Halam evlenmeden evvel akşam nişanlı olan arkadaşı Emine ile oturmuşlar. Biraz el işi yapmışlar ve Emine evlerine gitmek istemiş. Nişanlısı şaka yapmak ister, yoluna çıkar diye halam onu camiye kadar geçirmiş. Geri gelince kimsenin yanında yapmadığı el eşini yapmış. Eskiden örneği verilmek istenmeyen çeşizlikler gizli yapılırmış. Ördüğü çorapları yatışsın diye yüklükteki yorganların arasına koymuş. Vakitte iyice geç olmuş, ayda diğer tarafa geçmiş. Babası cam dibinde yatıyormuş. Hemen camın dibinde de dışarıda kümes varmış. Bir ara kulağına ses gider gibi olmuş ve cama bakmış. Yakın zamanda ölen Hatice Deyze, Hatcaca derlermiş anadan doğma, sadece kafasında yazma ile dikiliyormuş. Kalkmış cama varmış bakınmış kimse yok. Geri gelmiş oturmuş kandilde işine devam etmiş. Üç dört defa glemiş gitmiş o gidince yok oluyormuş. Gelince geriye oda geri geliyormuş. En son dışarıya çıkıp yaklamaya karar vermiş. Derlermiş ki, eğer cini yakalayıp horoz ötene kadar tutarsanne istersen altın, para verirmiş. Halamın aklına bu gelmiş ve dışarıya çıkmış. Bu demiş bir görünüyor, bir kayboluyor cin herahlde diye ayağı suya varmış, aklı başına gelmiş.

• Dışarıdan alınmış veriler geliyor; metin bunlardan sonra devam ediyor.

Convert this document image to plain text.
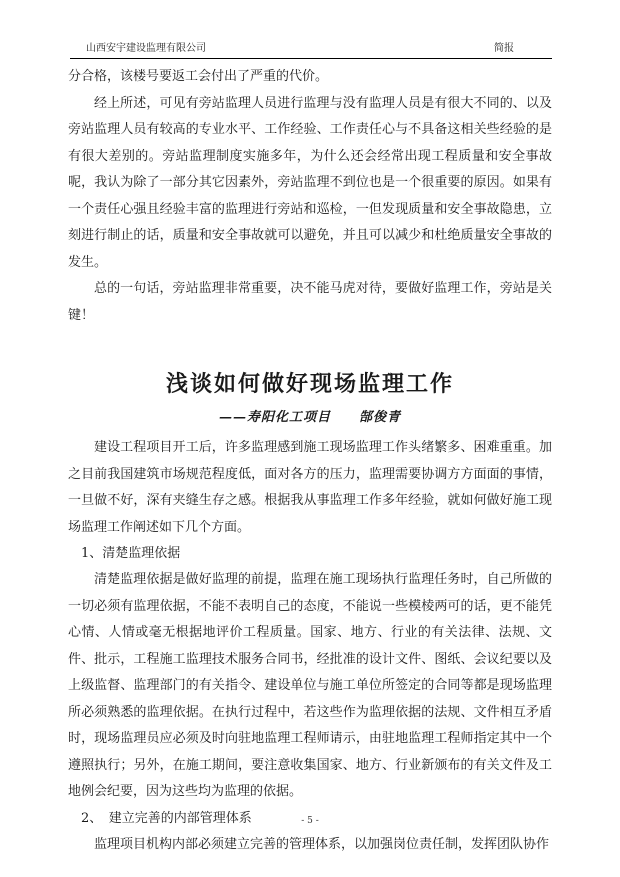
山西安宇建设监理有限公司	简报

分合格，该楼号要返工会付出了严重的代价。

经上所述，可见有旁站监理人员进行监理与没有监理人员是有很大不同的、以及旁站监理人员有较高的专业水平、工作经验、工作责任心与不具备这相关些经验的是有很大差别的。旁站监理制度实施多年，为什么还会经常出现工程质量和安全事故呢，我认为除了一部分其它因素外，旁站监理不到位也是一个很重要的原因。如果有一个责任心强且经验丰富的监理进行旁站和巡检，一但发现质量和安全事故隐患，立刻进行制止的话，质量和安全事故就可以避免，并且可以减少和杜绝质量安全事故的发生。

总的一句话，旁站监理非常重要，决不能马虎对待，要做好监理工作，旁站是关键！

浅谈如何做好现场监理工作

——寿阳化工项目　　郜俊青

建设工程项目开工后，许多监理感到施工现场监理工作头绪繁多、困难重重。加之目前我国建筑市场规范程度低，面对各方的压力，监理需要协调方方面面的事情，一旦做不好，深有夹缝生存之感。根据我从事监理工作多年经验，就如何做好施工现场监理工作阐述如下几个方面。

1、清楚监理依据

清楚监理依据是做好监理的前提，监理在施工现场执行监理任务时，自己所做的一切必须有监理依据，不能不表明自己的态度，不能说一些模棱两可的话，更不能凭心情、人情或毫无根据地评价工程质量。国家、地方、行业的有关法律、法规、文件、批示，工程施工监理技术服务合同书，经批准的设计文件、图纸、会议纪要以及上级监督、监理部门的有关指令、建设单位与施工单位所签定的合同等都是现场监理所必须熟悉的监理依据。在执行过程中，若这些作为监理依据的法规、文件相互矛盾时，现场监理员应必须及时向驻地监理工程师请示，由驻地监理工程师指定其中一个遵照执行；另外，在施工期间，要注意收集国家、地方、行业新颁布的有关文件及工地例会纪要，因为这些均为监理的依据。

2、　建立完善的内部管理体系

监理项目机构内部必须建立完善的管理体系，以加强岗位责任制，发挥团队协作

- 5 -
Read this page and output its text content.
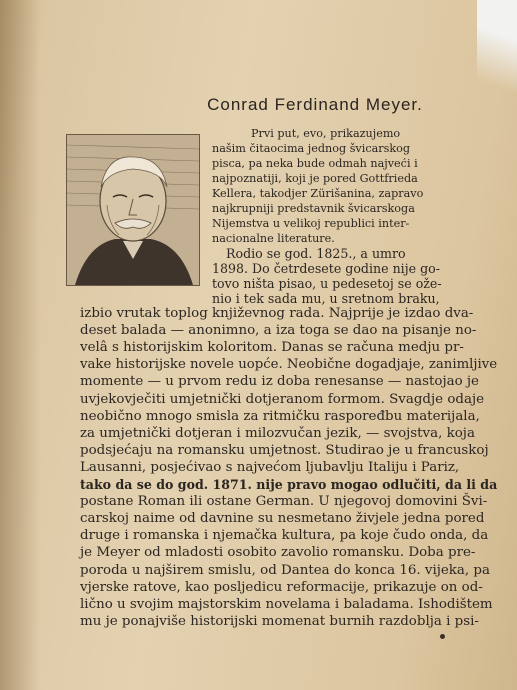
Conrad Ferdinand Meyer.
Prvi put, evo, prikazujemo
našim čitaocima jednog švicarskog
pisca, pa neka bude odmah najveći i
najpoznatiji, koji je pored Gottfrieda
Kellera, takodjer Zürišanina, zapravo
najkrupniji predstavnik švicarskoga
Nijemstva u velikoj republici inter-
nacionalne literature.
Rodio se god. 1825., a umro
1898. Do četrdesete godine nije go-
tovo ništa pisao, u pedesetoj se ože-
nio i tek sada mu, u sretnom braku,
izbio vrutak toplog književnog rada. Najprije je izdao dva-
deset balada — anonimno, a iza toga se dao na pisanje no-
velâ s historijskim koloritom. Danas se računa medju pr-
vake historijske novele uopće. Neobične dogadjaje, zanimljive
momente — u prvom redu iz doba renesanse — nastojao je
uvjekovječiti umjetnički dotjeranom formom. Svagdje odaje
neobično mnogo smisla za ritmičku raspoređbu materijala,
za umjetnički dotjeran i milozvučan jezik, — svojstva, koja
podsjećaju na romansku umjetnost. Studirao je u francuskoj
Lausanni, posjećivao s najvećom ljubavlju Italiju i Pariz,
tako da se do god. 1871. nije pravo mogao odlučiti, da li da
postane Roman ili ostane German. U njegovoj domovini Švi-
carskoj naime od davnine su nesmetano živjele jedna pored
druge i romanska i njemačka kultura, pa koje čudo onda, da
je Meyer od mladosti osobito zavolio romansku. Doba pre-
poroda u najširem smislu, od Dantea do konca 16. vijeka, pa
vjerske ratove, kao posljedicu reformacije, prikazuje on od-
lično u svojim majstorskim novelama i baladama. Ishodištem
mu je ponajviše historijski momenat burnih razdoblja i psi-
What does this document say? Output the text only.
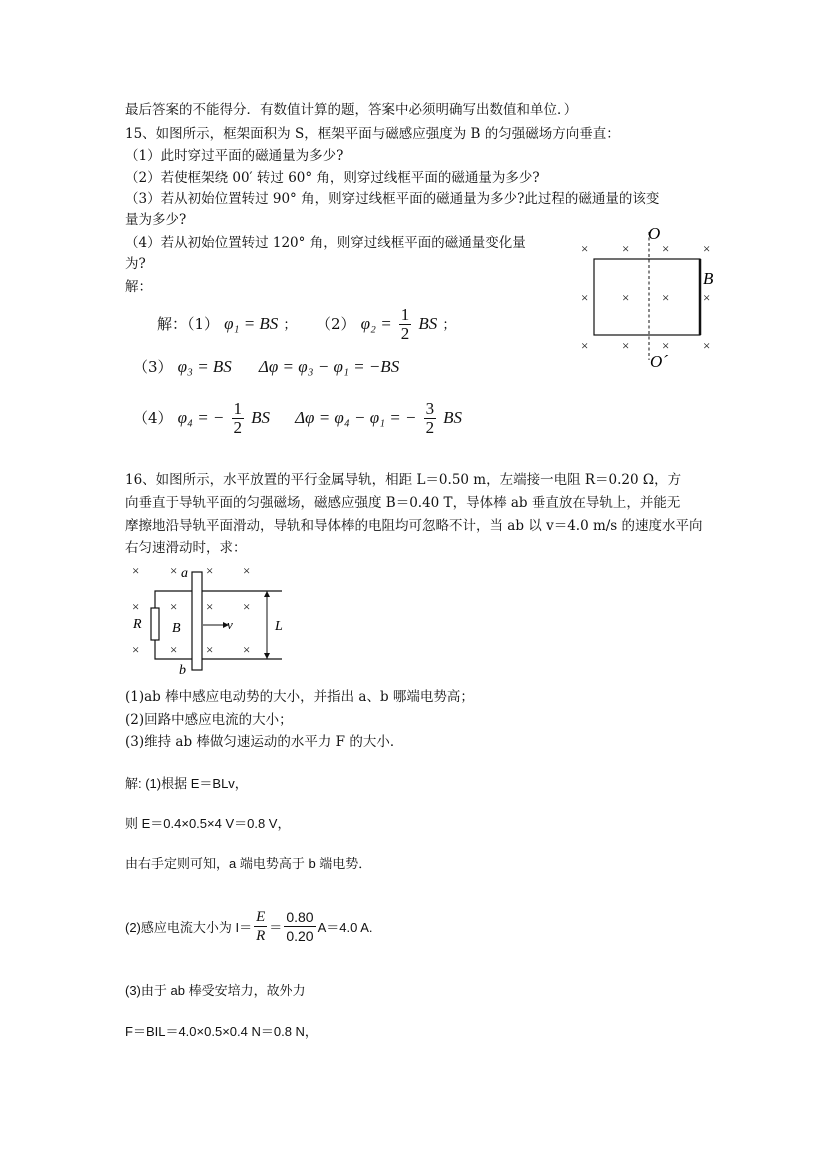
最后答案的不能得分．有数值计算的题，答案中必须明确写出数值和单位．）
15、如图所示，框架面积为 S，框架平面与磁感应强度为 B 的匀强磁场方向垂直：
（1）此时穿过平面的磁通量为多少?
（2）若使框架绕 00′ 转过 60° 角，则穿过线框平面的磁通量为多少?
（3）若从初始位置转过 90° 角，则穿过线框平面的磁通量为多少?此过程的磁通量的该变
量为多少?
（4）若从初始位置转过 120° 角，则穿过线框平面的磁通量变化量
为?
解：
O
O´
B
×	×	×	×
×	×	×	×
×	×	×	×
解：（1） φ₁ = BS ； （2） $\varphi_2 = \frac{1}{2}$ BS ；
（3） φ₃ = BS Δφ = φ₃ − φ₁ = −BS
（4） φ₄ = − $\frac{1}{2}$ BS Δφ = φ₄ − φ₁ = − $\frac{3}{2}$ BS
16、如图所示，水平放置的平行金属导轨，相距 L＝0.50 m，左端接一电阻 R＝0.20 Ω，方
向垂直于导轨平面的匀强磁场，磁感应强度 B＝0.40 T，导体棒 ab 垂直放在导轨上，并能无
摩擦地沿导轨平面滑动，导轨和导体棒的电阻均可忽略不计，当 ab 以 v＝4.0 m/s 的速度水平向
右匀速滑动时，求：
a
b
R B	v	L
× × × ×
× × × ×
× × × ×
(1)ab 棒中感应电动势的大小，并指出 a、b 哪端电势高；
(2)回路中感应电流的大小；
(3)维持 ab 棒做匀速运动的水平力 F 的大小．
解: (1)根据 E＝BLv，
则 E＝0.4×0.5×4 V＝0.8 V，
由右手定则可知，a 端电势高于 b 端电势．
(2)感应电流大小为 $I= \frac{E}{R} = \frac{0.80}{0.20} A=4.0$ A.
(3)由于 ab 棒受安培力，故外力
F＝BIL＝4.0×0.5×0.4 N＝0.8 N，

Dışarıya çıkıp bahçeyi dolaşmış bakmış yok, köyün içerisine bakmış yok. İçeriye girmiş artık bacalık yanıyormuş. Oraya dayanmış cama bakmaya başlamış belki gelir diye. Fakat kalbi ılımış artık korkmaya başlamıy. Ya içeriye gelip beni ocağa bastırırsa diye korkmuş.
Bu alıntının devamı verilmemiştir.